The units described as separate parts may or may not be physically separate, and parts displayed as units may or may not be physical units, may be located in one place, or may be distributed on a plurality of network units. Some or all of the units can be selected according to actual needs to achieve the purpose of the solution of the embodiment of the present invention.

In addition, functional units in the embodiments of the present application may be integrated into one processing unit, or each unit may exist alone physically, or two or more units are integrated into one unit. The integrated unit can be realized in a form of hardware, and can also be realized in a form of a software functional unit.

The integrated unit may be stored in a computer-readable storage medium if it is implemented in the form of a software functional unit and sold or used as a separate product. Based on such understanding, the technical solution of the present application may be substantially implemented or a part of or all or part of the technical solution contributing to the prior art may be embodied in the form of a software product stored in a storage medium, and including several instructions for enabling a computer device (which may be a personal computer, a server, or a network device, and may specifically be a processor in the computer device) to execute all or part of the steps of the above-mentioned method of the embodiments of the present application. The storage medium may include: various media capable of storing program codes, such as a usb disk, a removable hard disk, a magnetic disk, an optical disk, a Read-only memory (ROM) or a Random Access Memory (RAM).

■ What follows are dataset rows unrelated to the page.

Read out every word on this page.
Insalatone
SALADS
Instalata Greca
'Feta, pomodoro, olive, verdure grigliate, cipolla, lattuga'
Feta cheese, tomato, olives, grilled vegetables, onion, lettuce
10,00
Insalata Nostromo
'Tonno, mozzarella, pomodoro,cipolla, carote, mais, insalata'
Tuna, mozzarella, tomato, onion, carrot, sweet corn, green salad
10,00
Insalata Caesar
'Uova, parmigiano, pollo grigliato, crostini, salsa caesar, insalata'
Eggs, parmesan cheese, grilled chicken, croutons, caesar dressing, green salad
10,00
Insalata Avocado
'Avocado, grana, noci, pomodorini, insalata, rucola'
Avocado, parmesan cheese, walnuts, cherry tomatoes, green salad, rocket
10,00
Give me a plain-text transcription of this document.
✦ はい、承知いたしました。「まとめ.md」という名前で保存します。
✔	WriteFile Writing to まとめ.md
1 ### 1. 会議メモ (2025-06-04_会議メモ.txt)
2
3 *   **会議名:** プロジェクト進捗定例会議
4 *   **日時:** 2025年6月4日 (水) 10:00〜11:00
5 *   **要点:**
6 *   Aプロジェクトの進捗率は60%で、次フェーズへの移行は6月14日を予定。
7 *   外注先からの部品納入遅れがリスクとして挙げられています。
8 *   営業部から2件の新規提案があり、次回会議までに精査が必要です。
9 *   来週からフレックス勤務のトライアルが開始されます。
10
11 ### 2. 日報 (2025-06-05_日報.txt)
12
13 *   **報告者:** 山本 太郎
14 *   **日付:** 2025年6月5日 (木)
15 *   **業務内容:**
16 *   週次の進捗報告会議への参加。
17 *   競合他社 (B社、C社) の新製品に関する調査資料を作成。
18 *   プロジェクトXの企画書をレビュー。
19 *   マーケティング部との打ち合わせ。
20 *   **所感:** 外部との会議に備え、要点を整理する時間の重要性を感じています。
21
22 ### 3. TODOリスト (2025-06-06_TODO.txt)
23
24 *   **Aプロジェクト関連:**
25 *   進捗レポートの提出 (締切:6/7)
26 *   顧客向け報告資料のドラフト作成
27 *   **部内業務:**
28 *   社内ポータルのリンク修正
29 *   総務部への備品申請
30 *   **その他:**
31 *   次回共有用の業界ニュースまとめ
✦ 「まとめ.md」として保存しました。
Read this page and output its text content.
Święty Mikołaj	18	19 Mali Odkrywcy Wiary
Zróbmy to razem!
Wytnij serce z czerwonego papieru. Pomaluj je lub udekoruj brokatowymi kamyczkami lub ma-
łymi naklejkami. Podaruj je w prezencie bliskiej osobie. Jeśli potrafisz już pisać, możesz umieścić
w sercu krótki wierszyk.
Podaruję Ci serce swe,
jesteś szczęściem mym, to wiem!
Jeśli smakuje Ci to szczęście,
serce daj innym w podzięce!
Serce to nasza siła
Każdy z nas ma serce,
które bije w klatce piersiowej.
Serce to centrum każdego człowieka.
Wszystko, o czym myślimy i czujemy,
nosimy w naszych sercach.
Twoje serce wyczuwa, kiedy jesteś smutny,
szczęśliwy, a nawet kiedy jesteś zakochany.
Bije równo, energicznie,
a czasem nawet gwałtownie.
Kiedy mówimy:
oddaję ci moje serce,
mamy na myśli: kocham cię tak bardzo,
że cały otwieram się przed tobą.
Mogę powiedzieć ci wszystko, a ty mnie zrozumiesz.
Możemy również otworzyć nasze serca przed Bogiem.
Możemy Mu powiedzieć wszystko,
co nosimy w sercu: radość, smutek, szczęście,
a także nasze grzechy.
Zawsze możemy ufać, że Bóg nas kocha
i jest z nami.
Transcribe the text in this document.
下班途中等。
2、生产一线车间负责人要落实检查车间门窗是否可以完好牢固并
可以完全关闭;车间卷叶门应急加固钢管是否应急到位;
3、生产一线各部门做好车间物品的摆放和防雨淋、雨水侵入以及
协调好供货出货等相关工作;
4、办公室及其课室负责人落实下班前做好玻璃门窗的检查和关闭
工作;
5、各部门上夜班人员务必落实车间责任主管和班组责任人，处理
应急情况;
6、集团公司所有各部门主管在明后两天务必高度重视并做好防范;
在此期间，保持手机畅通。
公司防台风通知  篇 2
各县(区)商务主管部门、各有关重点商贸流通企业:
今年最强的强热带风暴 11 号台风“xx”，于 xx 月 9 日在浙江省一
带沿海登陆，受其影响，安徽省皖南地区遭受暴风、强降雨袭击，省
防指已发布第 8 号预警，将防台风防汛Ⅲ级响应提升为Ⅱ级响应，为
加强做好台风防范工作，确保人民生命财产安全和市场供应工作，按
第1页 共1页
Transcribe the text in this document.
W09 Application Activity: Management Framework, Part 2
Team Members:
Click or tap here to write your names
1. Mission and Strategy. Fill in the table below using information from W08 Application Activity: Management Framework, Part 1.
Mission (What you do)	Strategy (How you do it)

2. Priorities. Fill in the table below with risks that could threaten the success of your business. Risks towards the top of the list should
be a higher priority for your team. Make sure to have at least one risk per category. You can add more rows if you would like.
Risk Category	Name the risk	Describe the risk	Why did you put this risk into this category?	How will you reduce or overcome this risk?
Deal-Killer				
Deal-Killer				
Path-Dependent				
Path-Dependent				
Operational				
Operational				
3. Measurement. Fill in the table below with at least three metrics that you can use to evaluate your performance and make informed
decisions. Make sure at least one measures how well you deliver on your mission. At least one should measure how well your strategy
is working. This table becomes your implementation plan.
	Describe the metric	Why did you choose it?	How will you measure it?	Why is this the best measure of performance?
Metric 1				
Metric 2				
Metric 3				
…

The above embodiments are only used for illustrating the technical solutions of the present application, and not for limiting the same; although the present application has been described in detail with reference to the foregoing embodiments, it should be understood by those of ordinary skill in the art that: the technical solutions described in the foregoing embodiments may still be modified, or some technical features may be equivalently replaced; and such modifications or substitutions do not depart from the spirit and scope of the corresponding technical solutions in the embodiments of the present application.